Segunda-feira, 03 de março de 2025
Por Redação O Sul | 24 de outubro de 2017
Elogiada por integrantes do CNMP (Conselho Nacional do Ministério Público) por sua postura diante da portaria do governo federal que mudou as regra de fiscalização do trabalho escravo, a procuradora-geral da República, Raquel Dodge, voltou a classificar nesta terça-feira (24) de “retrocesso” a medida. A chefe do Ministério Público ressaltou a conselheiros do CNMP que a portaria fere as garantias básicas de “dignidade humana”.
A portaria publicada no dia 16 deste mês pelo Ministério do Trabalho altera os conceitos que devem ser usados pelos fiscais para identificar um caso de trabalho forçado, degradante e em condição análoga à escravidão, além de exigir, por exemplo, que o fiscal apresente um boletim de ocorrência junto ao seu relatório.
O texto também determina que para caracterização do trabalho escravo seja constatada a submissão do trabalhador a trabalho exigido sob ameaça de punição, com uso de coação, realizado de maneira involuntária.
A portaria dá ao ministro do Trabalho o poder de inclusão de empresas na chamada “lista suja”, que engloba aqueles que desrespeitam os direitos trabalhistas. A medida polêmica – que se tornou alvo de críticas de categorias ligadas ao Ministério do Trabalho, do Ministério Público e de personalidades como o ex-presidente Fernando Henrique Cardoso – foi uma exigência da bancada ruralista da Câmara para assegurar mais de 200 votos dos deputados ligados ao agronegócio contra a denúncia que pode afastar o presidente Michel Temer do Palácio do Planalto.
Como não tem mais dinheiro para negociar, o governo optou por afrouxar em questões delicadas como a escravidão, ignorando as críticas internas e externas contra a medida. Em resposta às críticas, o governo diz que a nova norma “aprimora e dá segurança jurídica à atuação do Estado”.
Na semana passada, Raquel entregou em mãos ao ministro do Trabalho, Ronaldo Nogueira, um ofício assinado por ela que reiterava pontos da recomendação do Ministério Público Federal e do Ministério Público do Trabalho para que o governo revogasse a portaria. No encontro com o ministro do Trabalho, a procuradora-geral externou a Nogueira o motivo de o Ministério Público acreditar que a portaria leva o país para um “retrocesso” no que diz respeito à política de combate ao trabalho escravo.
Nesta terça-feira, na abertura da sessão quinzenal do Conselho Nacional do Ministério Público – órgão comandado por Raquel Dodge –, dois conselheiros pediram a palavra para elogiar a iniciativa da procuradora-geral de se posicionar sobre o tema polêmico. Ao responder aos comentários dos dois colegas, Raquel Dodge agradeceu aos elogios e reafirmou sua avaliação de que a decisão do governo Michel Temer é um “retrocesso” no combate ao trabalho escravo.

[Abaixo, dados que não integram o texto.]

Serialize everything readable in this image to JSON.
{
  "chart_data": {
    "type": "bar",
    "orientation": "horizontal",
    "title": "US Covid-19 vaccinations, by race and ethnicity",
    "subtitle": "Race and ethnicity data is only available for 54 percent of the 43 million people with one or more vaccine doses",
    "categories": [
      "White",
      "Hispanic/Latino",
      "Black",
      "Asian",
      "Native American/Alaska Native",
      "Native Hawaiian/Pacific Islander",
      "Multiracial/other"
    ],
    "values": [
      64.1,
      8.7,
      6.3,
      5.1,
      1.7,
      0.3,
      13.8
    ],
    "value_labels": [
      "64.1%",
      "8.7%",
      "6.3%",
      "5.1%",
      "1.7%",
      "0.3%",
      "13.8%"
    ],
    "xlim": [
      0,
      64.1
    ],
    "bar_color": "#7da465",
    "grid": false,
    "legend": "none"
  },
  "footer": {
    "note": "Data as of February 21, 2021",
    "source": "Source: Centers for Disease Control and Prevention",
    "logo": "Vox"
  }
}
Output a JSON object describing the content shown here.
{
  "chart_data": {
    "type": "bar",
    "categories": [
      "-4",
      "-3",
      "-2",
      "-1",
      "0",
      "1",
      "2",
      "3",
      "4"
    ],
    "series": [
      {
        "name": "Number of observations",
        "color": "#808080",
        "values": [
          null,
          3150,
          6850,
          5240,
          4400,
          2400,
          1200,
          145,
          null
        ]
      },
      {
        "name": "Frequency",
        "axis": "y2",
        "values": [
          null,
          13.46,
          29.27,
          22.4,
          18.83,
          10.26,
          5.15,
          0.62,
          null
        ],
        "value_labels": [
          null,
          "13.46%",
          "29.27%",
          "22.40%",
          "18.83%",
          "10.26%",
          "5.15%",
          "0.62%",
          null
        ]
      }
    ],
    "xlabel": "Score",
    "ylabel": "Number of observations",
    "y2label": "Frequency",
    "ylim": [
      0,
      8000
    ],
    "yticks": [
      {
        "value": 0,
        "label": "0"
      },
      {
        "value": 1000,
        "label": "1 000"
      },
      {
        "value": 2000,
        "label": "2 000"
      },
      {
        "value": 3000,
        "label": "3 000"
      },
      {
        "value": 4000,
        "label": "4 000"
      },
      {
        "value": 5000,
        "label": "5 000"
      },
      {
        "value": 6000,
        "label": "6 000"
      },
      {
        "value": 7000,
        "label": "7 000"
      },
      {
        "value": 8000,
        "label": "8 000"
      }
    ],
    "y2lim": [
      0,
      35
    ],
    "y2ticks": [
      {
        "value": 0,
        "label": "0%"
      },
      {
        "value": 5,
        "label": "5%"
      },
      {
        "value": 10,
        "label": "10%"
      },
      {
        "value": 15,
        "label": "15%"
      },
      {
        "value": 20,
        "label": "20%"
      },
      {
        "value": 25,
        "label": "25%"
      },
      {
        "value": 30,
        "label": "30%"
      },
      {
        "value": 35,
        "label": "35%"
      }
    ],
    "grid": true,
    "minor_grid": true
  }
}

“Realmente, encaminhei ao ministro do Trabalho a recomendação conjunta assinada pelo Ministério Público Federal e Ministério Público do Trabalho que assinava que a adoção deste conceito de trabalho escravo pela portaria do Ministério do Trabalho viola a lei penal brasileira”, destacou a chefe da Procuradoria Geral da República.
“Eu acrescentei em minha manifestação de encaminhamento um outro argumento que é o que me parece mais substantivo quando estamos falando de enfrentar o trabalho escravo no Brasil: o trabalho escravo fere, sobretudo, a dignidade humana, e não apenas a liberdade humana”, enfatizou.
“Ofensa” à Constituição
Em meio a sua fala na sessão do CNMP, Raquel Dodge afirmou que a portaria do Ministério do Trabalho, além de contrariar o Código Penal, também fere diretamente dois artigos da Constituição.
Ela ainda levantou indiretamente a possibilidade de ingressar no STF (Supremo Tribunal Federal) com uma ação questionando a constitucionalidade da portaria do Ministério do Trabalho. A procuradora observou que embora haja dúvidas sobre a viabilidade de questionar a constitucionalidade de portarias governamentais, uma decisão recente da Suprema Corte abriu precedente para entrar com esse tipo de ação.
Na última quinta-feira (19), o partido Rede Sustentabilidade pediu que o Supremo declare inconstitucional a portaria do governo Temer que mudou as regras para fiscalização do trabalho escravo. Na ação, a legenda oposicionista afirma que houve desvio de poder na edição da medida.